There are numerous studies that have been conducted around the use of whole-body cryotherapy WBC, with participants showing a reduction in pain. Since there is no proven inflammatory component in fibromyalgia, it has been postulated that cryotherapy through a reduction of oxidants levels may reduce muscular damage and accelerate recovery after normal physical activity (2). Therefore, researchers suggest that pain and fatigue may substantially improve reducing symptomatology and improving physical function in these patients (2).Cryotherapy also relieves stress by the activation of neuroendocrine and metabolic functions, and it is known that in patients with fibromyalgia stress is an important component (3).
One study reported an improvement in quality of life with WBC in 50 patients with FM (4) .The WBC treatment protocol consisted of 15 sessions over a period of 3 weeks. Each session lasted 30 s with a temperature of − 60 °C followed by 3 min at − 140 °C. Improvement was demonstrated after treatment in pain, global health status and fatigue (4).

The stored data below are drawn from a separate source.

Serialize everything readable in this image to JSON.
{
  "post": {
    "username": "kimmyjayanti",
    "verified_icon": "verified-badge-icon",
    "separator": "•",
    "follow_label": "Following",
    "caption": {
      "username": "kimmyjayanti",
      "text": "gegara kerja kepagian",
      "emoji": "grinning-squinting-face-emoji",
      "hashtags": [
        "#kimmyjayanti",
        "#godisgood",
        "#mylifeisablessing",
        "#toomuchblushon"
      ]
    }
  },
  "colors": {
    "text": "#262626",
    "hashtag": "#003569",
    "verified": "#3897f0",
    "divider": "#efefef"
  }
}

Further studies conducted 10 cryostimulation sessions (in addition to usual care). This was implemented over a duration of 8 days. Duration of each cold exposure session was set to 3 minutes at a temperature of −110 °C. The results from this study found that patients with fibromyalgia were improved for pain and functional mobility after 10 whole-body cryostimulation sessions compared to those in the control group (5).
Although fibromyalgia only affects 2–4 percent of adults, based on recent findings, it can be expected that whole body cryotherapy can be prescribed to help improve quality of life of those who suffer from fibromyalgia. With these findings above, we are seeing more people turn to so called alternative treatment such as WBC and more medical physicians prescribing WBC as an adjunct treatment for fibromyalgia.

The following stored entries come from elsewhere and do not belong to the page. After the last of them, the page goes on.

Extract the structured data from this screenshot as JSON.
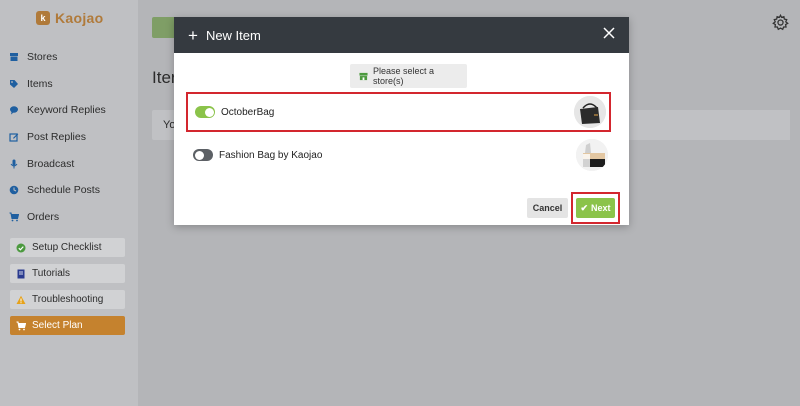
{
  "brand": {
    "name": "Kaojao"
  },
  "sidebar": {
    "items": [
      {
        "label": "Stores",
        "icon": "store-icon"
      },
      {
        "label": "Items",
        "icon": "tag-icon"
      },
      {
        "label": "Keyword Replies",
        "icon": "chat-bubble-icon"
      },
      {
        "label": "Post Replies",
        "icon": "edit-icon"
      },
      {
        "label": "Broadcast",
        "icon": "microphone-icon"
      },
      {
        "label": "Schedule Posts",
        "icon": "clock-icon"
      },
      {
        "label": "Orders",
        "icon": "cart-icon"
      }
    ],
    "help": [
      {
        "label": "Setup Checklist",
        "icon": "check-circle-icon"
      },
      {
        "label": "Tutorials",
        "icon": "book-icon"
      },
      {
        "label": "Troubleshooting",
        "icon": "warning-icon"
      },
      {
        "label": "Select Plan",
        "icon": "cart-icon"
      }
    ]
  },
  "background_page": {
    "title": "Iter",
    "card_text": "Yo"
  },
  "modal": {
    "title": "New Item",
    "store_select_label": "Please select a store(s)",
    "stores": [
      {
        "name": "OctoberBag",
        "enabled": true
      },
      {
        "name": "Fashion Bag by Kaojao",
        "enabled": false
      }
    ],
    "cancel_label": "Cancel",
    "next_label": "Next"
  },
  "colors": {
    "accent_green": "#8bc34a",
    "highlight_red": "#d3262e",
    "brand_orange": "#c5822e",
    "modal_header": "#353a40"
  }
}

1. Cabo-Meseguer A, Cerda-Olmedo G, Trillo-Mata JL. Fibromyalgia: prevalence, epidemiologic profiles and economic costs. Med Clin (Barc) 2017;149(10):441–448. doi: 10.1016/j.medcli.2017.06.008.

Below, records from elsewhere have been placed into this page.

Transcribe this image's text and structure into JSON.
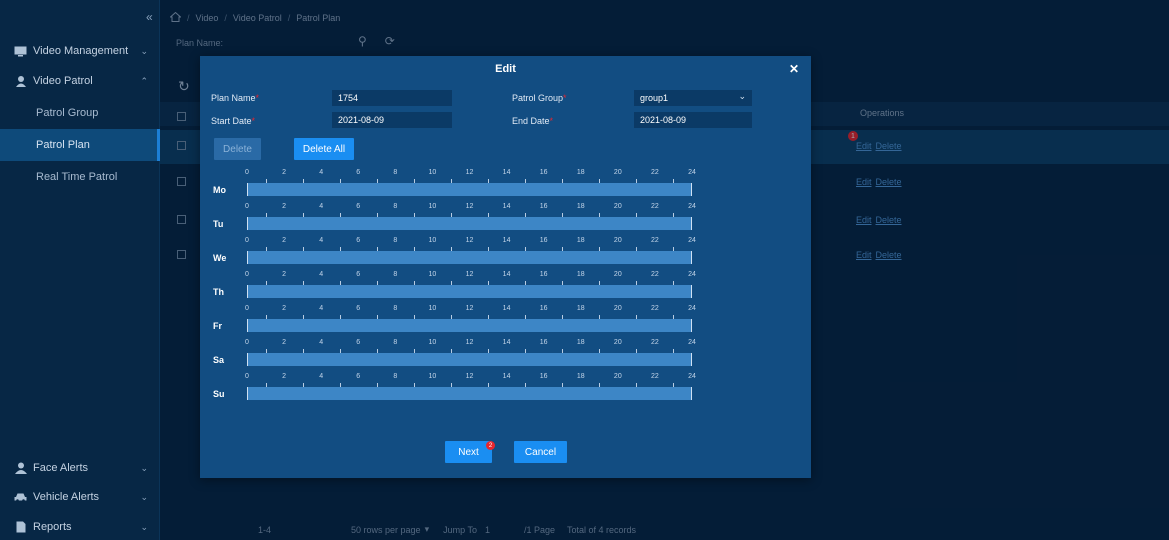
{
  "sidebar": {
    "collapse_icon": "collapse-left-icon",
    "groups": {
      "video_management": "Video Management",
      "video_patrol": "Video Patrol",
      "face_alerts": "Face Alerts",
      "vehicle_alerts": "Vehicle Alerts",
      "reports": "Reports"
    },
    "items": {
      "patrol_group": "Patrol Group",
      "patrol_plan": "Patrol Plan",
      "real_time_patrol": "Real Time Patrol"
    }
  },
  "breadcrumb": {
    "video": "Video",
    "video_patrol": "Video Patrol",
    "patrol_plan": "Patrol Plan",
    "separator": "/"
  },
  "filter": {
    "plan_name_label": "Plan Name:"
  },
  "table": {
    "operations_header": "Operations",
    "edit_label": "Edit",
    "delete_label": "Delete",
    "badge_1": "1"
  },
  "pager": {
    "range": "1-4",
    "rows_per_page": "50 rows per page",
    "jump_to": "Jump To",
    "jump_value": "1",
    "page": "/1 Page",
    "total": "Total of 4 records"
  },
  "modal": {
    "title": "Edit",
    "plan_name_label": "Plan Name",
    "plan_name_value": "1754",
    "patrol_group_label": "Patrol Group",
    "patrol_group_value": "group1",
    "start_date_label": "Start Date",
    "start_date_value": "2021-08-09",
    "end_date_label": "End Date",
    "end_date_value": "2021-08-09",
    "required_mark": "*",
    "delete_label": "Delete",
    "delete_all_label": "Delete All",
    "next_label": "Next",
    "cancel_label": "Cancel",
    "badge_2": "2",
    "hours": [
      "0",
      "2",
      "4",
      "6",
      "8",
      "10",
      "12",
      "14",
      "16",
      "18",
      "20",
      "22",
      "24"
    ],
    "days": [
      "Mo",
      "Tu",
      "We",
      "Th",
      "Fr",
      "Sa",
      "Su"
    ]
  },
  "colors": {
    "background": "#062544",
    "modal": "#124d82",
    "accent": "#1a8ef2",
    "badge": "#e8262e",
    "link": "#4f96d8"
  }
}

2. Rivera, J., Tercero, M. J., Salas, J. S., Gimeno, J. H., & Alejo, J. S. (2018). The effect of cryotherapy on fibromyalgia: a randomised clinical trial carried out in a cryosauna cabin. Rheumatology international, 38(12), 2243–2250. https://doi.org/10.1007/s00296-018-4176-0
3. Busch AJ, Schachter CL, Overend TJ, Peloso PM, et al. Exercise for fibromyalgia: a systematic review. J Rheumatol. 2008;35(6):1130–1144.
4. Bettoni L, Bonomi FG, Zani V, Manisco L, Indelicato A, Lanteri P, Banfi G, Lombardi G ,Clin Rheumatol. Effects of 15 consecutive cryotherapy sessions on the clinical output of fibromyalgic patients. 2013 Sep; 32(9):1337-45.
5. M.Vitenet, F.Legrand, B.Bouchet, F.Bogard, R.Taiar, G.Polidori, A.Rapin, F.C.Boyer. Whole body cryotherapy in fibromyalgia patients: Effects on pain and functional mobility. Annals of Physical and Rehabilitation Medicine. Volume 61, Supplement, July 2018.